Together with patient and community partners, they formed the A.C.T.I.O.N project – Improving Access to Living Donor Kidney Transplantation (LDKT) in Ethno-racial Minority Communication in Canada – which was funded by Health Canada in 2019. Dr. Mucsi and his team have systematically identified gaps and barriers that may prevent patients with kidney failure who are from racialized communities accessing living donor kidney transplantation.

“Our outreach seeks to address the suspicion and mistrust that ACB communities have towards the health care system with the objective of starting a dialogue between the communities – the research community, clinical community and ACB communities,” says Dr. Mucsi.

Currently, the A.C.T.I.O.N. project is running multiple ACB Health fairs, which focus on regenerative medicine – replacing organs and tissues damaged by diseases, injury, age or other issues. The fairs also address kidney and organ health, organ failure related issues, including diabetes, high-blood pressure and heart diseases, all of which may contribute to higher rates of kidney disease.

“Our community engagement is essentially about creating a more trusting health care environment, collaborating with researchers from ACB communities and building a team that is diverse and representative,” says
Dr. Mucsi.

“We are creating a network that can mobilize culturally responsive knowledge about kidney health and other relevant chronic medical conditions, and to create a culturally safe environment for patients with kidney failure to discuss and consider kidney health, kidney disease and living donation.”

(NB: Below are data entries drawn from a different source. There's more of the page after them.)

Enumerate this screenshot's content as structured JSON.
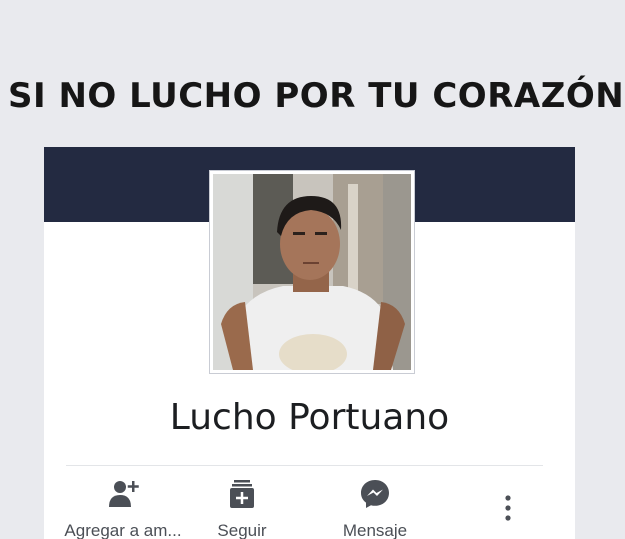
{
  "caption": "SI NO LUCHO POR TU CORAZÓN..",
  "profile": {
    "name": "Lucho Portuano"
  },
  "actions": [
    {
      "label": "Agregar a am...",
      "icon": "add-friend-icon"
    },
    {
      "label": "Seguir",
      "icon": "follow-icon"
    },
    {
      "label": "Mensaje",
      "icon": "messenger-icon"
    },
    {
      "label": "",
      "icon": "more-options-icon"
    }
  ],
  "colors": {
    "cover": "#232a41",
    "icon": "#4b4f56",
    "background": "#e9eaee"
  }
}
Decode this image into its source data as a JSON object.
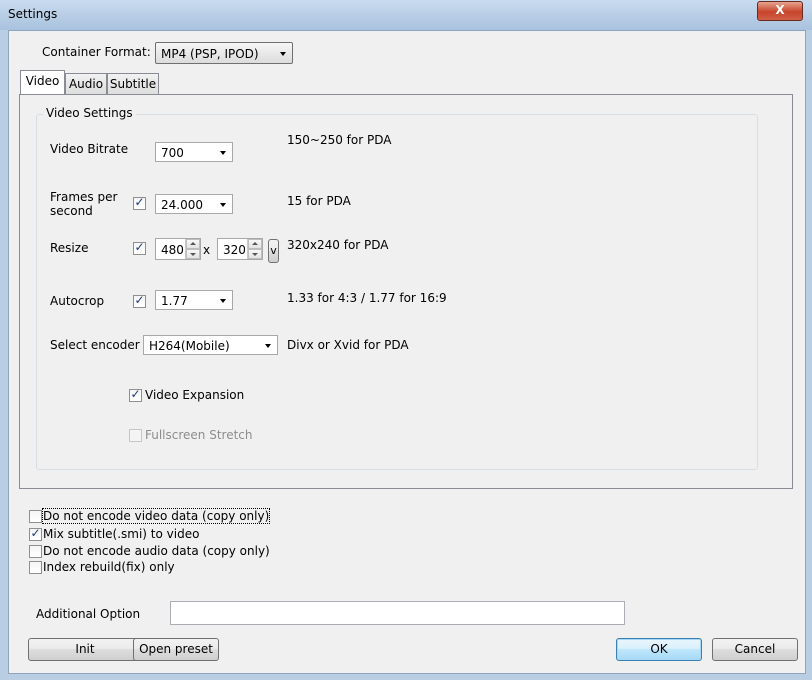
{
  "window": {
    "title": "Settings",
    "close_label": "X"
  },
  "container_format": {
    "label": "Container Format:",
    "value": "MP4 (PSP, IPOD)"
  },
  "tabs": [
    {
      "label": "Video"
    },
    {
      "label": "Audio"
    },
    {
      "label": "Subtitle"
    }
  ],
  "video_settings": {
    "group_title": "Video Settings",
    "bitrate": {
      "label": "Video Bitrate",
      "value": "700",
      "hint": "150~250 for PDA"
    },
    "fps": {
      "label_line1": "Frames per",
      "label_line2": "second",
      "checked": true,
      "value": "24.000",
      "hint": "15 for PDA"
    },
    "resize": {
      "label": "Resize",
      "checked": true,
      "width": "480",
      "sep": "x",
      "height": "320",
      "btn": "v",
      "hint": "320x240 for PDA"
    },
    "autocrop": {
      "label": "Autocrop",
      "checked": true,
      "value": "1.77",
      "hint": "1.33 for 4:3 / 1.77 for 16:9"
    },
    "encoder": {
      "label": "Select encoder",
      "value": "H264(Mobile)",
      "hint": "Divx or Xvid for PDA"
    },
    "expansion": {
      "label": "Video Expansion",
      "checked": true
    },
    "fullscreen": {
      "label": "Fullscreen Stretch",
      "checked": false,
      "disabled": true
    }
  },
  "options": [
    {
      "label": "Do not encode video data (copy only)",
      "checked": false
    },
    {
      "label": "Mix subtitle(.smi) to video",
      "checked": true
    },
    {
      "label": "Do not encode audio data (copy only)",
      "checked": false
    },
    {
      "label": "Index rebuild(fix) only",
      "checked": false
    }
  ],
  "additional_option": {
    "label": "Additional Option",
    "value": ""
  },
  "buttons": {
    "init": "Init",
    "open_preset": "Open preset",
    "ok": "OK",
    "cancel": "Cancel"
  },
  "check_mark": "✓"
}
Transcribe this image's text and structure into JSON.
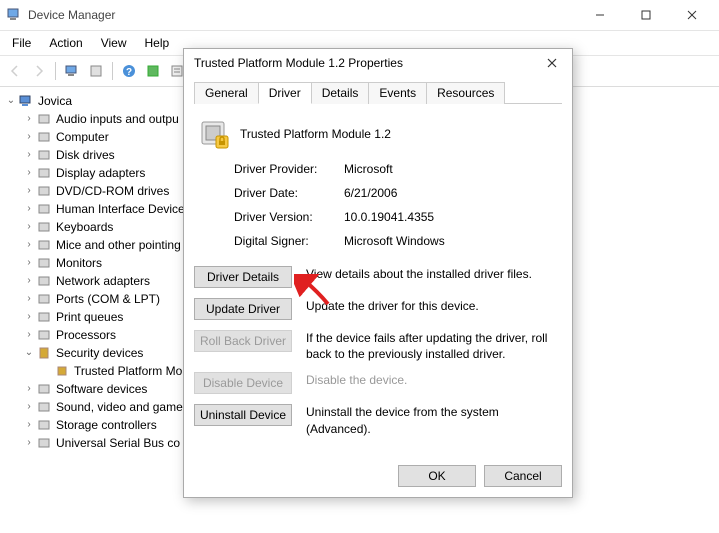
{
  "window": {
    "title": "Device Manager",
    "menus": [
      "File",
      "Action",
      "View",
      "Help"
    ]
  },
  "tree": {
    "root": "Jovica",
    "items": [
      "Audio inputs and outpu",
      "Computer",
      "Disk drives",
      "Display adapters",
      "DVD/CD-ROM drives",
      "Human Interface Device",
      "Keyboards",
      "Mice and other pointing",
      "Monitors",
      "Network adapters",
      "Ports (COM & LPT)",
      "Print queues",
      "Processors"
    ],
    "security_label": "Security devices",
    "security_child": "Trusted Platform Mo",
    "items2": [
      "Software devices",
      "Sound, video and game",
      "Storage controllers",
      "Universal Serial Bus co"
    ]
  },
  "dialog": {
    "title": "Trusted Platform Module 1.2 Properties",
    "tabs": [
      "General",
      "Driver",
      "Details",
      "Events",
      "Resources"
    ],
    "active_tab": 1,
    "device_name": "Trusted Platform Module 1.2",
    "info": {
      "provider_label": "Driver Provider:",
      "provider": "Microsoft",
      "date_label": "Driver Date:",
      "date": "6/21/2006",
      "version_label": "Driver Version:",
      "version": "10.0.19041.4355",
      "signer_label": "Digital Signer:",
      "signer": "Microsoft Windows"
    },
    "buttons": {
      "details": "Driver Details",
      "details_desc": "View details about the installed driver files.",
      "update": "Update Driver",
      "update_desc": "Update the driver for this device.",
      "rollback": "Roll Back Driver",
      "rollback_desc": "If the device fails after updating the driver, roll back to the previously installed driver.",
      "disable": "Disable Device",
      "disable_desc": "Disable the device.",
      "uninstall": "Uninstall Device",
      "uninstall_desc": "Uninstall the device from the system (Advanced).",
      "ok": "OK",
      "cancel": "Cancel"
    }
  }
}
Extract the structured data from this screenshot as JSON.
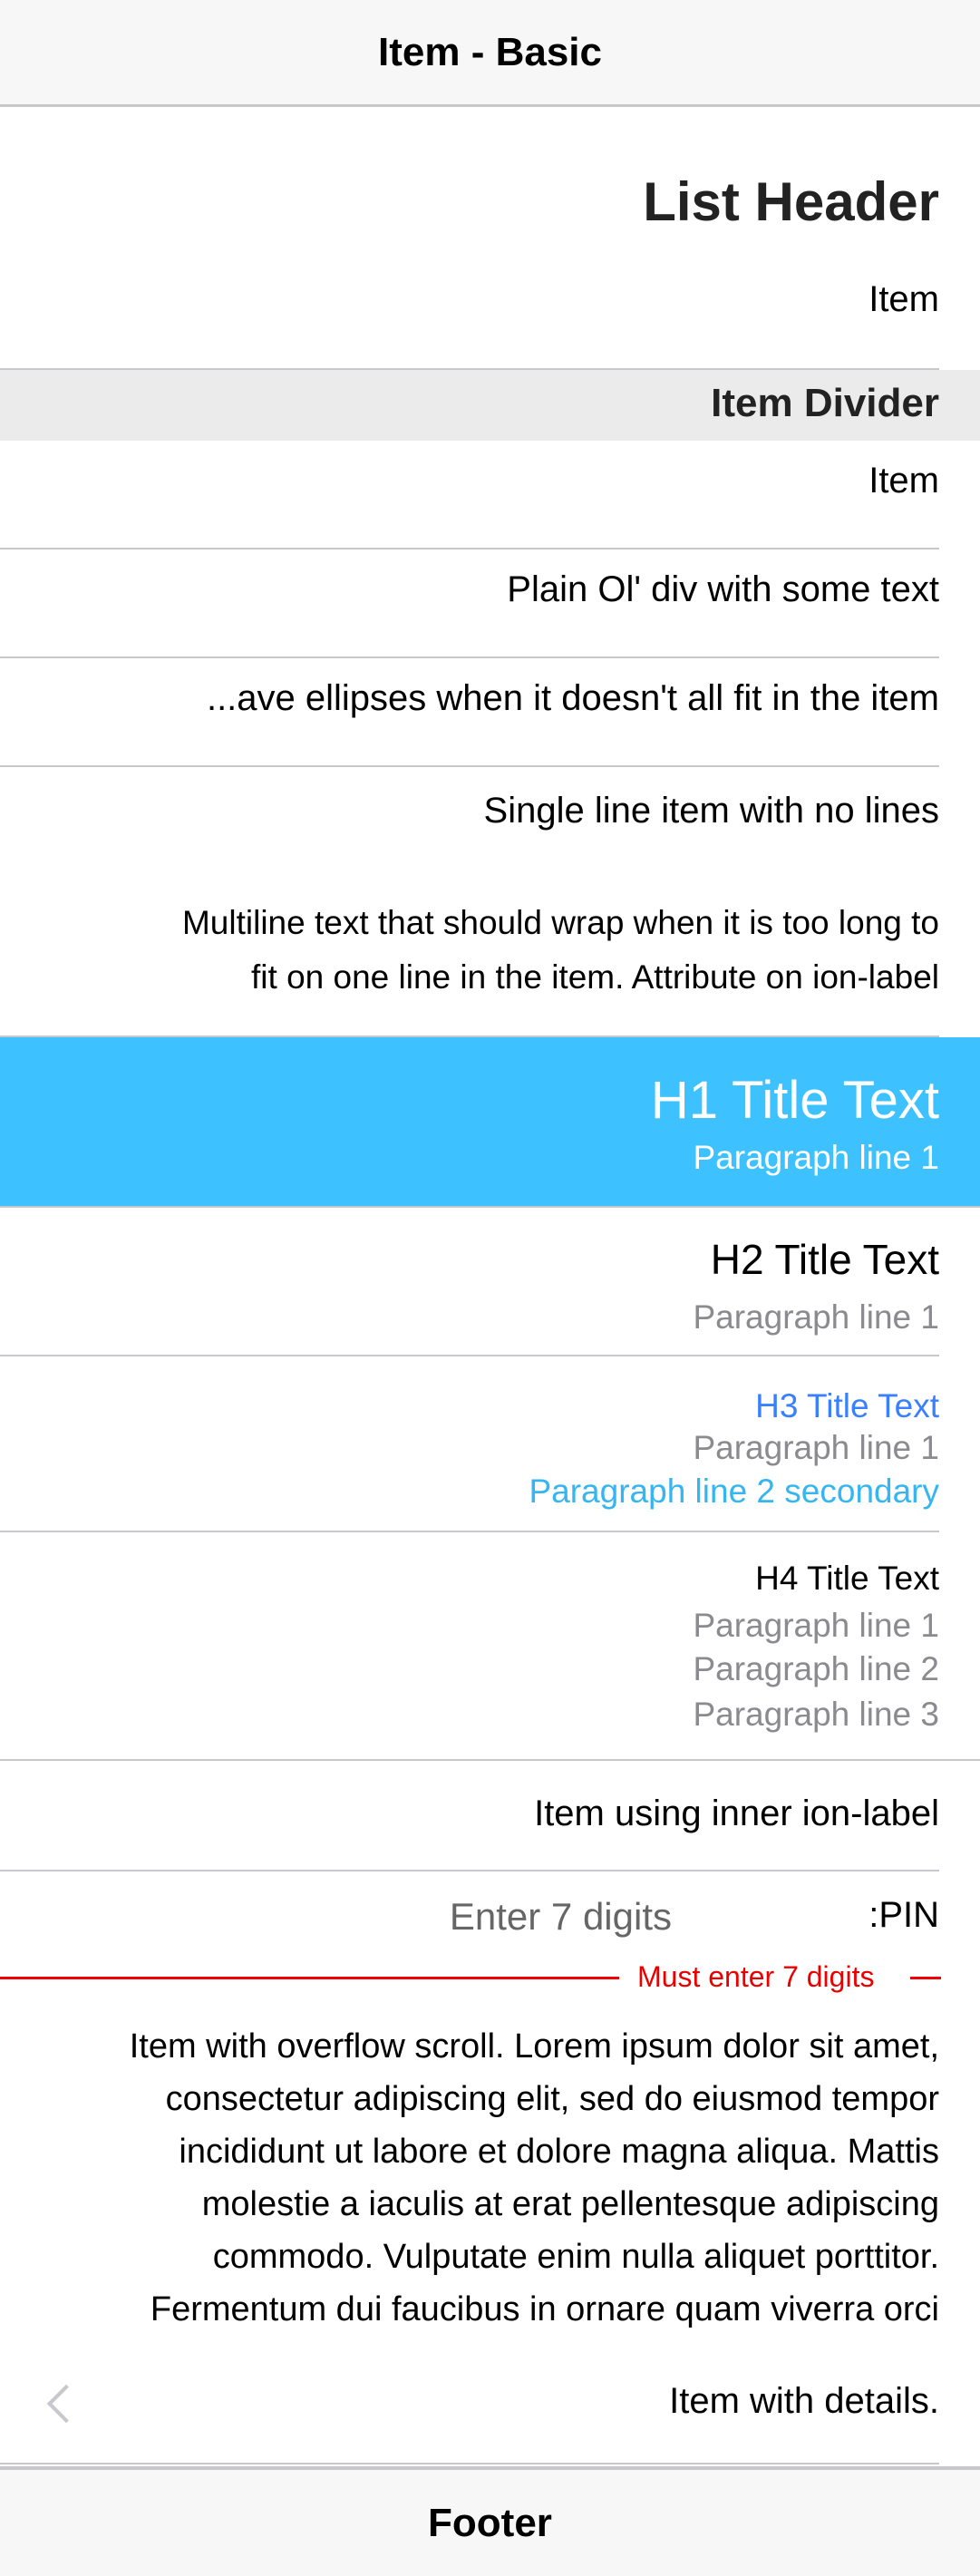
{
  "toolbar": {
    "title": "Item - Basic"
  },
  "list": {
    "header": "List Header",
    "item1": "Item",
    "divider": "Item Divider",
    "item2": "Item",
    "plain_div": "Plain Ol' div with some text",
    "ellipsis": "...ave ellipses when it doesn't all fit in the item",
    "single_line": "Single line item with no lines",
    "multiline_1": "Multiline text that should wrap when it is too long to",
    "multiline_2": "fit on one line in the item. Attribute on ion-label",
    "h1": {
      "title": "H1 Title Text",
      "p1": "Paragraph line 1"
    },
    "h2": {
      "title": "H2 Title Text",
      "p1": "Paragraph line 1"
    },
    "h3": {
      "title": "H3 Title Text",
      "p1": "Paragraph line 1",
      "p2": "Paragraph line 2 secondary"
    },
    "h4": {
      "title": "H4 Title Text",
      "p1": "Paragraph line 1",
      "p2": "Paragraph line 2",
      "p3": "Paragraph line 3"
    },
    "inner_label": "Item using inner ion-label",
    "pin": {
      "label": ":PIN",
      "placeholder": "Enter 7 digits",
      "value": "",
      "error": "Must enter 7 digits"
    },
    "overflow_lines": [
      "Item with overflow scroll. Lorem ipsum dolor sit amet,",
      "consectetur adipiscing elit, sed do eiusmod tempor",
      "incididunt ut labore et dolore magna aliqua. Mattis",
      "molestie a iaculis at erat pellentesque adipiscing",
      "commodo. Vulputate enim nulla aliquet porttitor.",
      "Fermentum dui faucibus in ornare quam viverra orci"
    ],
    "details": "Item with details."
  },
  "footer": {
    "title": "Footer"
  },
  "colors": {
    "primary": "#3dc2ff",
    "secondary_text": "#35b6f1",
    "h3_blue": "#3880ff",
    "danger": "#eb0000",
    "divider_bg": "#ebebeb",
    "toolbar_bg": "#f7f7f7"
  },
  "icons": {
    "detail": "chevron-left-icon"
  }
}
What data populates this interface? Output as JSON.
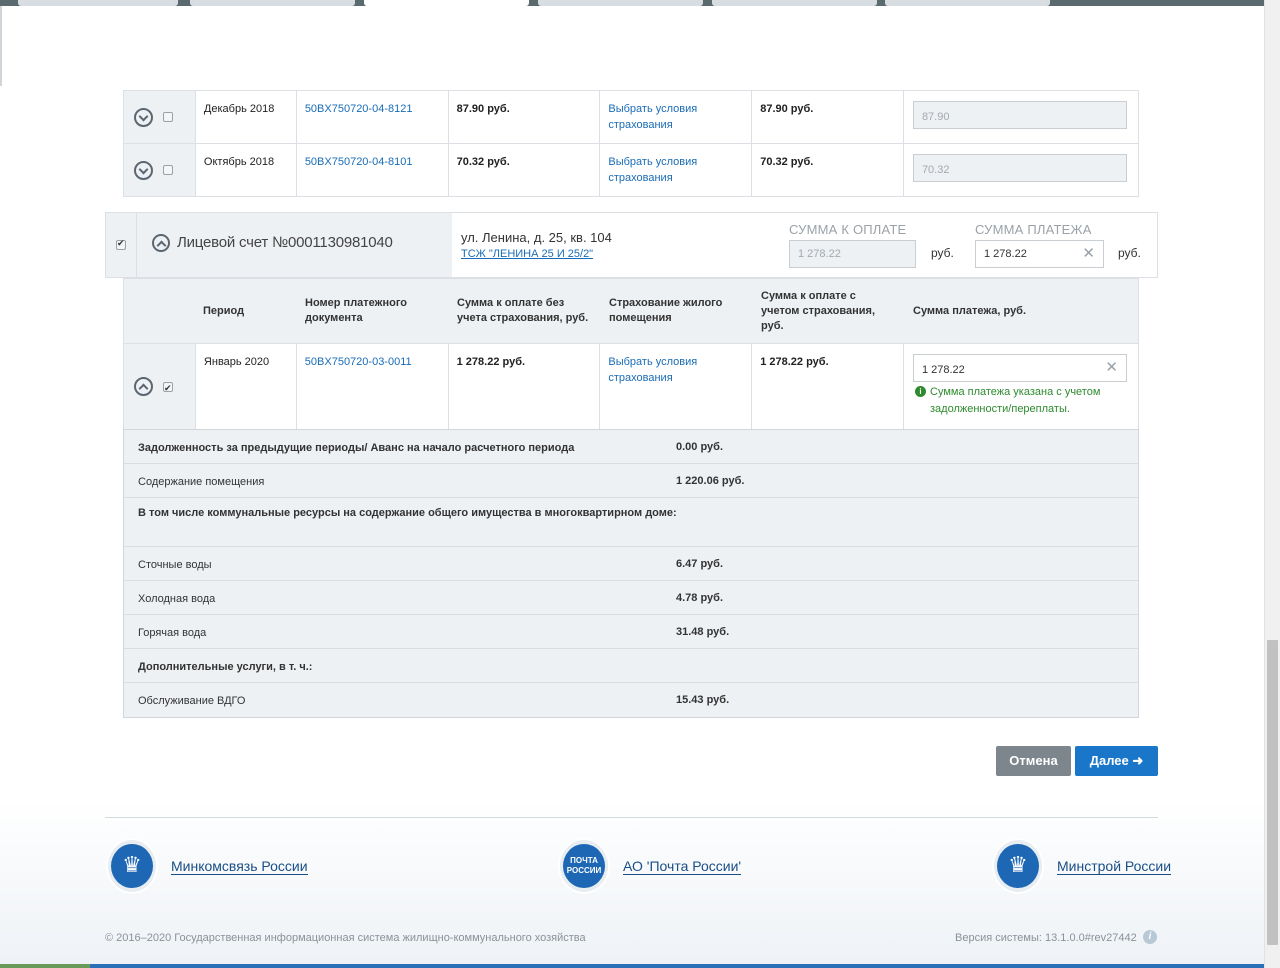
{
  "prev_rows": [
    {
      "period": "Декабрь 2018",
      "doc": "50BX750720-04-8121",
      "sum": "87.90 руб.",
      "insurance": "Выбрать условия страхования",
      "sum_ins": "87.90 руб.",
      "pay": "87.90"
    },
    {
      "period": "Октябрь 2018",
      "doc": "50BX750720-04-8101",
      "sum": "70.32 руб.",
      "insurance": "Выбрать условия страхования",
      "sum_ins": "70.32 руб.",
      "pay": "70.32"
    }
  ],
  "account": {
    "title": "Лицевой счет №0001130981040",
    "address": "ул. Ленина, д. 25, кв. 104",
    "org": "ТСЖ \"ЛЕНИНА 25 И 25/2\"",
    "sum_label": "СУММА К ОПЛАТЕ",
    "sum_value": "1 278.22",
    "pay_label": "СУММА ПЛАТЕЖА",
    "pay_value": "1 278.22",
    "currency": "руб."
  },
  "headers": {
    "period": "Период",
    "doc": "Номер платежного документа",
    "sum": "Сумма к оплате без учета страхования, руб.",
    "insurance": "Страхование жилого помещения",
    "sum_ins": "Сумма к оплате с учетом страхования, руб.",
    "pay": "Сумма платежа, руб."
  },
  "current_row": {
    "period": "Январь 2020",
    "doc": "50BX750720-03-0011",
    "sum": "1 278.22 руб.",
    "insurance": "Выбрать условия страхования",
    "sum_ins": "1 278.22 руб.",
    "pay": "1 278.22",
    "hint": "Сумма платежа указана с учетом задолженности/переплаты."
  },
  "details": [
    {
      "label": "Задолженность за предыдущие периоды/ Аванс на начало расчетного периода",
      "value": "0.00 руб.",
      "bold": true
    },
    {
      "label": "Содержание помещения",
      "value": "1 220.06 руб.",
      "bold": false
    },
    {
      "label": "В том числе коммунальные ресурсы на содержание общего имущества в многоквартирном доме:",
      "value": "",
      "bold": true
    },
    {
      "label": "Сточные воды",
      "value": "6.47 руб.",
      "bold": false
    },
    {
      "label": "Холодная вода",
      "value": "4.78 руб.",
      "bold": false
    },
    {
      "label": "Горячая вода",
      "value": "31.48 руб.",
      "bold": false
    },
    {
      "label": "Дополнительные услуги, в т. ч.:",
      "value": "",
      "bold": true
    },
    {
      "label": "Обслуживание ВДГО",
      "value": "15.43 руб.",
      "bold": false
    }
  ],
  "buttons": {
    "cancel": "Отмена",
    "next": "Далее"
  },
  "footer": {
    "link1": "Минкомсвязь России",
    "link2": "АО 'Почта России'",
    "link3": "Минстрой России",
    "post_logo": "ПОЧТА РОССИИ",
    "copyright": "© 2016–2020 Государственная информационная система жилищно-коммунального хозяйства",
    "version": "Версия системы: 13.1.0.0#rev27442"
  }
}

Jennen now uses her story to advocate for living organ donation in ACB communities across Canada – those who are amongst other racialized groups where access to living donor kidney transplantation is most needed, but the need is not met.

“We create content to show what really happens when you donate an organ,” says Jennen, who says that issues surrounding representation among medical professionals are at the core of why Black populations are most unlikely to engage with donation, either on the donor or the recipient side.

For example, Jennen says that some might hold the mistaken belief that a kidney or organ from a white person would not function in replacement of a kidney in a racialized person and vice versa – the same assumption may be held with blood transfusion.

“Our dialogue can help Black communities say, ‘hey, maybe the information that I’ve had all this time isn’t right, because this person from our community had a transplant and they’re perfectly fine,” says Jennen, who is living proof.

“Being a living organ donor and receiving a living donation is important because it could save your life, it could save your family member’s life,” she says.